Esteja preparado caro leitor! O terceiro volume das crônicas é como um banquete onde todas as iguarias mais cobiçadas pelos grandes chefs encontram-se presentes de forma mais intensa, mais lustrosa e muito mais sedutora.

A cada página virada deste tomo, não só o apelo pelo sangue mortal, como especialmente o dom das trevas e a erotização do sobrenatural irá incomodá-lo ou fisgá-lo de vez; independente de qual venha a ser o seu caso, uma coisa é certa: você não conseguirá parar de ler e quando o fizer apenas no derradeiro “the end”, ansiará por mais.

Antes de guia-lo nesta jornada, primeiro devo ressaltar a nova e luxuosa edição da editora Rocco que, além da já familiar capa dura com textura emborrachada, utilizada nos dois volumes anteriores, conta com ilustração minimalista – perfeitamente condizente com a trama e que me fez recordar dos meus dias enamorados pelo Egito Antigo – os destaques em dourado metalizado, fitilho vermelho, guardas negras como a noite e páginas amareladas que tornam a leitura mais confortável, trouxe em cada parte da história – cinco no total – um trecho de poema do marido da autora, Stan Rice, falecido em 2002. Infelizmente Anne também partiu deste mundo em dezembro de 2021, mas deixou para nós ávidos leitores e entusiastas pelo místico, um legado significativo repleto de bruxas, fantasmas, espíritos, anjos, demônios e, obviamente, vampiros.
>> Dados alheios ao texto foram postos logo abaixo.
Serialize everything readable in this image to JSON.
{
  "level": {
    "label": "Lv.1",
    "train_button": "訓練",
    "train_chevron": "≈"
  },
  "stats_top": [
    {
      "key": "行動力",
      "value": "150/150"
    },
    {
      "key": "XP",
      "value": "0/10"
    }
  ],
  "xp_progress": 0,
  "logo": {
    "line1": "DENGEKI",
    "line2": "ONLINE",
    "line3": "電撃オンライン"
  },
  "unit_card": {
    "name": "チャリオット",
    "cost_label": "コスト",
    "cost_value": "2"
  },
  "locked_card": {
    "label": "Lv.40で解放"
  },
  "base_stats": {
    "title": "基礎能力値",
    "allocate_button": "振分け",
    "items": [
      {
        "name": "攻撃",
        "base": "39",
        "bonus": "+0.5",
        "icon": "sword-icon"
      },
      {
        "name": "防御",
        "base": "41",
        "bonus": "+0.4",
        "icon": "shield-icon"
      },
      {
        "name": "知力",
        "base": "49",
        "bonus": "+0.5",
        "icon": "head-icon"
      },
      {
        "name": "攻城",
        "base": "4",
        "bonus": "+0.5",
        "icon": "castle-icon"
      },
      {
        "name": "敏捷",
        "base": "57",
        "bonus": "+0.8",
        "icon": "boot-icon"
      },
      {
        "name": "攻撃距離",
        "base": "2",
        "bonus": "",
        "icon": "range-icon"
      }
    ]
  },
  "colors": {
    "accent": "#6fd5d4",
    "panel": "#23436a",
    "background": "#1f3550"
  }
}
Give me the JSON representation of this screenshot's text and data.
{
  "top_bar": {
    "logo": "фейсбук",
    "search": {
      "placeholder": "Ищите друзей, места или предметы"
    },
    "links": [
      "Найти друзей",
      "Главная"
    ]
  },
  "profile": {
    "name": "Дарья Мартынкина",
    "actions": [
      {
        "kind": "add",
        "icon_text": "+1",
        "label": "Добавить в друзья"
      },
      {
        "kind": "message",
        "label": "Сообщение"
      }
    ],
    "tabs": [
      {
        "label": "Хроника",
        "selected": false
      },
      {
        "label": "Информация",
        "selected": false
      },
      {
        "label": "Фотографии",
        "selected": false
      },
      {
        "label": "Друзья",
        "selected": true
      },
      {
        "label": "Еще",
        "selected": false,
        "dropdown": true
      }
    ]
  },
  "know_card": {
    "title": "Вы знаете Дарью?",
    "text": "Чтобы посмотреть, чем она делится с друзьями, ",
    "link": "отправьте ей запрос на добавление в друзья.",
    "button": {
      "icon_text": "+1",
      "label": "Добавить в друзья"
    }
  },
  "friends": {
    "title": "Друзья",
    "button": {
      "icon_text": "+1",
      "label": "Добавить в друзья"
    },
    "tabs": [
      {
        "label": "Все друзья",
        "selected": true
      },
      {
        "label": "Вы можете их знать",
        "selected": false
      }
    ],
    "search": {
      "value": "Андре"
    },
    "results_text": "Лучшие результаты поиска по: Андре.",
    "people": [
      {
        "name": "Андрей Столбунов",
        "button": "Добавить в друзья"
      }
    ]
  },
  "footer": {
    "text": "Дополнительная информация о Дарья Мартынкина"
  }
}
Algumas coisas iluminam o cair da noite e pintam de um sofrimento um Rembrandt. Mas, em geral, a rapidez do tempo é uma piada, à nossa custa. A mariposa é incapaz de rir. Que sorte. Os mitos estão mortos.  – Stan Rice

Sem mais delongas, A Rainha dos Condenados se estende diante do leitor feito um leque de inúmeras facetas enquanto a autora magistralmente acrescenta uma nova e intrigante leva de personagens narradores que nos magnetiza com suas variadas formas de expressar determinados momentos de suas vidas e não vidas – particularmente, me vi fascinada com o surgimento de Khayman e atraída pela misteriosa Lenda das Gêmeas Maharet e Mekare, duas beldades ruivas de olhos verdes cuja trágica história, em forma de sonho, invade a consciência de todos os protagonistas aqui retratados – além de novos elementos que elevaram o nível d’As Crônicas Vampirescas para outro patamar, como A Grande Família e a Talamasca – uma espécie de agência de detetives paranormais que registra eventos e seres sobrenaturais pelo mundo ao longo dos séculos.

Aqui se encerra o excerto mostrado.